QuantizeLinear - version 10#

This page documents version 10 of operator QuantizeLinear. See QuantizeLinear for the latest version (since version 25).

  • Domain: ai.onnx

  • Since version: 10

The linear per-tensor/layer quantization operator. It consumes a high precision tensor, a scale, a zero point to compute the low precision / quantized tensor. The quantization formula is y = saturate ((x / y_scale) + y_zero_point). For saturation, it saturates to [0, 255] if it’s uint8, or [-128, 127] if it’s int8. For (x / y_scale), it’s rounding to the nearest even. Refer to https://en.wikipedia.org/wiki/Rounding for details. ‘y_zero_point’ and ‘y’ must have same type.

Inputs

  • x (T1): N-D full precision Input tensor to be quantized.

  • y_scale (tensor(float)): Scale for doing quantization to get ‘y’. It’s a scalar, which means a per-tensor/layer quantization.
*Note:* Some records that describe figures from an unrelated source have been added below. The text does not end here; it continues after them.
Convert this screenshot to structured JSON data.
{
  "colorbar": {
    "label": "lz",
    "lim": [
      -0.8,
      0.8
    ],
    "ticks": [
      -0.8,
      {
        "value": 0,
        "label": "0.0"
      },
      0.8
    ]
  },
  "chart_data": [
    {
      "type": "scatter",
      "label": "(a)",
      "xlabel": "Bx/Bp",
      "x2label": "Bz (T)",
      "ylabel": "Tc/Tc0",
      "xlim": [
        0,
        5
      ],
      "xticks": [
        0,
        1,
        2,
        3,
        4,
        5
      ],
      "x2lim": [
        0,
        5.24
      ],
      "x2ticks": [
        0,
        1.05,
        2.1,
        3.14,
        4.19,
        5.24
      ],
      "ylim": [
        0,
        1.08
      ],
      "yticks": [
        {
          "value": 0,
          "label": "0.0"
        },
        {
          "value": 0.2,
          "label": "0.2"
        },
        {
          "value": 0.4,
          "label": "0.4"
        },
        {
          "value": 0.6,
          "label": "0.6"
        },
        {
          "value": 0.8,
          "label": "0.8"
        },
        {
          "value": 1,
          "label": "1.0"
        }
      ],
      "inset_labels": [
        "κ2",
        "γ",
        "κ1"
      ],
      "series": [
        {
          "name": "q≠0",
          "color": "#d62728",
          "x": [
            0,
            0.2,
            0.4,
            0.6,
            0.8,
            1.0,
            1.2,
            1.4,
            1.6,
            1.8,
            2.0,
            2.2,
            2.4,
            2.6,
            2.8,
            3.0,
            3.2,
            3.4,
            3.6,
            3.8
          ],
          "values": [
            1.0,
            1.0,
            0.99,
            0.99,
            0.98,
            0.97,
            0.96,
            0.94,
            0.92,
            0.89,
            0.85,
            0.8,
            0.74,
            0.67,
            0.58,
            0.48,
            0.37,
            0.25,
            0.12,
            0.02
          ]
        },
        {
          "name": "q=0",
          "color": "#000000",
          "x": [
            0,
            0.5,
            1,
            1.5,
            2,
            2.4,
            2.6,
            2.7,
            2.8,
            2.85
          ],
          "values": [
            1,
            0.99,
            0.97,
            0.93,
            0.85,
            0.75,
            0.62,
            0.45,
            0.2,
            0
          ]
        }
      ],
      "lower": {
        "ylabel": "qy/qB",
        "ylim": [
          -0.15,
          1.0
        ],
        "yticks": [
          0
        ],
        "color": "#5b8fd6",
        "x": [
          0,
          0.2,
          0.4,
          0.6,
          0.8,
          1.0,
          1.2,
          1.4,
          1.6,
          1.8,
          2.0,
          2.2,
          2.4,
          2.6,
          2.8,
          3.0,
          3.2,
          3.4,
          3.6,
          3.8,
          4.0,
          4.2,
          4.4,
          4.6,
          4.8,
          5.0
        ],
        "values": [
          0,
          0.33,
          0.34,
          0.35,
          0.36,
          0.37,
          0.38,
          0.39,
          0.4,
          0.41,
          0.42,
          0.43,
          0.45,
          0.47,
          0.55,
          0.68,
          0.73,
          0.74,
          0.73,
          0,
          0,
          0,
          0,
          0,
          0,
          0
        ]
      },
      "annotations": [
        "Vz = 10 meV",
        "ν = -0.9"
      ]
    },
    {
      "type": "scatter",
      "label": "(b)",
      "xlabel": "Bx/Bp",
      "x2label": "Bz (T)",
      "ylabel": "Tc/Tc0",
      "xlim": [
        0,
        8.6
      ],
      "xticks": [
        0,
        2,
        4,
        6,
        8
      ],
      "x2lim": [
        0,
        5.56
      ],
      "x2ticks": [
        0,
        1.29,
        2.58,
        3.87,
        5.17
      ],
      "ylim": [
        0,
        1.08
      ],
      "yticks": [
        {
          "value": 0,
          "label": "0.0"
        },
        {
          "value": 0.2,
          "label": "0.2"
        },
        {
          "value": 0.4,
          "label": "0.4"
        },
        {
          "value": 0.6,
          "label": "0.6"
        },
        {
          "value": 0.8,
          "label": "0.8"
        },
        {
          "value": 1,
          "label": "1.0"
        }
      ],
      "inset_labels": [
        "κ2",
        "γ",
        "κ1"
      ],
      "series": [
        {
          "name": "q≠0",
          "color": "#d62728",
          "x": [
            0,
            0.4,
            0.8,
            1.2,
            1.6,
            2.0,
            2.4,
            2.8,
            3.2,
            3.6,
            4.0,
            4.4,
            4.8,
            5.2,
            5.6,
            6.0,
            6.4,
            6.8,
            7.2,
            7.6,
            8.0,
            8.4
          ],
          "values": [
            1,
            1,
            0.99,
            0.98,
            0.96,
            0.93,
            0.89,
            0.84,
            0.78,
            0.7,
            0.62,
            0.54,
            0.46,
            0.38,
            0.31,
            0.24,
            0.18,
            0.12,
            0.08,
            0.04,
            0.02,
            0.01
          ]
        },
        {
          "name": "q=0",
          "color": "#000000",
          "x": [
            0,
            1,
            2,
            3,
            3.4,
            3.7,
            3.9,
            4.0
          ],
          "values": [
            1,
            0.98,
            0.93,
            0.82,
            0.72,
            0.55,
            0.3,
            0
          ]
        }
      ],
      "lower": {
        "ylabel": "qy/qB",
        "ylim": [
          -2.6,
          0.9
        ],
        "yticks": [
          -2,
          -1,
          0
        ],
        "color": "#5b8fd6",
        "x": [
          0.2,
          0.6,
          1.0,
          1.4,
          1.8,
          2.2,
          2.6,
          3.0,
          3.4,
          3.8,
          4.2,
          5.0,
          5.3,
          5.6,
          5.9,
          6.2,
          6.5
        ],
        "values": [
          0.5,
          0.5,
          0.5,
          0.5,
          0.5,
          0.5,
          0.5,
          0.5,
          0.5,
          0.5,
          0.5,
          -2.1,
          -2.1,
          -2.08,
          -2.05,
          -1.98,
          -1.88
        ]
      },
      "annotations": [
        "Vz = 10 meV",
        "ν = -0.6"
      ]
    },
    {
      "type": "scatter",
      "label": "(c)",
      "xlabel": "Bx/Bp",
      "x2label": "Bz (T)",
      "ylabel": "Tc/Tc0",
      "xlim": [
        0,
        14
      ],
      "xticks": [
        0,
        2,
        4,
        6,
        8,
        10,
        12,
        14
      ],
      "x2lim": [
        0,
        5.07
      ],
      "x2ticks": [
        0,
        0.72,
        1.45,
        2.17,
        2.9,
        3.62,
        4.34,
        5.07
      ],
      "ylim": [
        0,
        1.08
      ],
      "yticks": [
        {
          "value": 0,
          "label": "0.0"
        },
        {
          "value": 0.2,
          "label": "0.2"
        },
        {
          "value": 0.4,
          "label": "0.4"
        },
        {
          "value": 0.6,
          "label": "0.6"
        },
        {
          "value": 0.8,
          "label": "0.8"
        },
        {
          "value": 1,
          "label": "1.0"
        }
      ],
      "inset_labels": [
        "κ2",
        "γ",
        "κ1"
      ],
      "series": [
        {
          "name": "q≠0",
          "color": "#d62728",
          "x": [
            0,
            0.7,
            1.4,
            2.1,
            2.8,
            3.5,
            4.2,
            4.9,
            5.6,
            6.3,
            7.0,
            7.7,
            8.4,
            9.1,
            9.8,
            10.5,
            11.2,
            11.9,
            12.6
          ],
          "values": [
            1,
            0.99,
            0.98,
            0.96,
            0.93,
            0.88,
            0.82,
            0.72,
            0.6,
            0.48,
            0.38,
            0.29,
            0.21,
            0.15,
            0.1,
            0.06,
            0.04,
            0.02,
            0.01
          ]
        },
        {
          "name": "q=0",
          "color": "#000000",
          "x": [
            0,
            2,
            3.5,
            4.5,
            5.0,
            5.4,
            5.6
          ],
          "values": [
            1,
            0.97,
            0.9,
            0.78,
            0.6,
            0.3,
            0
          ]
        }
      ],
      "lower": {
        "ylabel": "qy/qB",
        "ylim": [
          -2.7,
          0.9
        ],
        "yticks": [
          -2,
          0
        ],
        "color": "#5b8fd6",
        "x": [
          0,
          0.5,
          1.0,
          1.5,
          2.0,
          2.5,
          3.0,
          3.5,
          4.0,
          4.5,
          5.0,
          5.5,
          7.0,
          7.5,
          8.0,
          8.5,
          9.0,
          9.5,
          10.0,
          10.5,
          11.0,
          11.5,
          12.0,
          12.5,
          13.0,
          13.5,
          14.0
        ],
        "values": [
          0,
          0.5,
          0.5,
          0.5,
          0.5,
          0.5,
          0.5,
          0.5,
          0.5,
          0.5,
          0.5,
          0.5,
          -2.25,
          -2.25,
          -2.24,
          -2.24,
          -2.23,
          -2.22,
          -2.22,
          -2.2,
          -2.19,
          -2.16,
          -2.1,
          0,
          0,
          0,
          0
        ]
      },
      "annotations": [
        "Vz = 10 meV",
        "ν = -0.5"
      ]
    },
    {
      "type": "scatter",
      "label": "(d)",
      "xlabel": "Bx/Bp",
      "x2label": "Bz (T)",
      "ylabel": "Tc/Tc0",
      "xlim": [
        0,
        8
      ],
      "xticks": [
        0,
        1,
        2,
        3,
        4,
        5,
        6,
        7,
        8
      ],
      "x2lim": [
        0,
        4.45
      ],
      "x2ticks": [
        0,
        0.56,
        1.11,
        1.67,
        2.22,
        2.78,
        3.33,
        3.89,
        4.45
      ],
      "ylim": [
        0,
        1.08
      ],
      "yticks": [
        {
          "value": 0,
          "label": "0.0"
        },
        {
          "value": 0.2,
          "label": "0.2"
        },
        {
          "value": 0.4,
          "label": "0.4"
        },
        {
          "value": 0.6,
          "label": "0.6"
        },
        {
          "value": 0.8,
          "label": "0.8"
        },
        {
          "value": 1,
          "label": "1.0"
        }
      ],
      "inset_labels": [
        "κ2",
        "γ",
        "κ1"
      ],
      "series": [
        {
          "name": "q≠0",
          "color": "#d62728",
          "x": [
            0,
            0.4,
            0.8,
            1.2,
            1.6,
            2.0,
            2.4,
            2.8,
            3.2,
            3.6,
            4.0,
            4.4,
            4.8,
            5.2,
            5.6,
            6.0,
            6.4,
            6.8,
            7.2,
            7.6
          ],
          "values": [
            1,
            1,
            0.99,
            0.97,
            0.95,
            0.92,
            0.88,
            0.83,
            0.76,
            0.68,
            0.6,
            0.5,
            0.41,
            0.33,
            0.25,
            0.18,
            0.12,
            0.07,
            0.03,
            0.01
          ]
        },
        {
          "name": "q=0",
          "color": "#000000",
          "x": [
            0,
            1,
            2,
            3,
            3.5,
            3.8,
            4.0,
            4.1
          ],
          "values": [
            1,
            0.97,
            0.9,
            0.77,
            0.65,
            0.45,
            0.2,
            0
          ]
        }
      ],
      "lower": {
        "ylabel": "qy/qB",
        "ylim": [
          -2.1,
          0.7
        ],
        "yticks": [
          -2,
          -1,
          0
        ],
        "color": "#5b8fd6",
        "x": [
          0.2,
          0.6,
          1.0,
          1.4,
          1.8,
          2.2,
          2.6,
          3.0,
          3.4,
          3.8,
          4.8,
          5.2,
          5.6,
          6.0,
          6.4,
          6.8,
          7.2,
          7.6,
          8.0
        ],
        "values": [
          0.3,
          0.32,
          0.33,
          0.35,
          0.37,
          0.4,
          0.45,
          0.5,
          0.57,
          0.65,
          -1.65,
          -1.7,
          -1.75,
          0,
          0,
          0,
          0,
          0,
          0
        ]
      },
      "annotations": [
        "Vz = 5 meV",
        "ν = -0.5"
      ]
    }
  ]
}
  • y_zero_point (T2): Zero point for doing quantization to get ‘y’. It’s a scalar, which means a per-tensor/layer quantization. Default value is uint8 typed 0 if it’s not specified.

Outputs

  • y (T2): N-D quantized output tensor. It has same shape as input ‘x’.

Type Constraints

  • T1: Constrain ‘x’ to float or int32 tensor. Allowed types: tensor(float), tensor(int32).

  • T2: Constrain ‘y_zero_point’ and ‘y’ to 8-bit integer tensor. Allowed types: tensor(int8), tensor(uint8).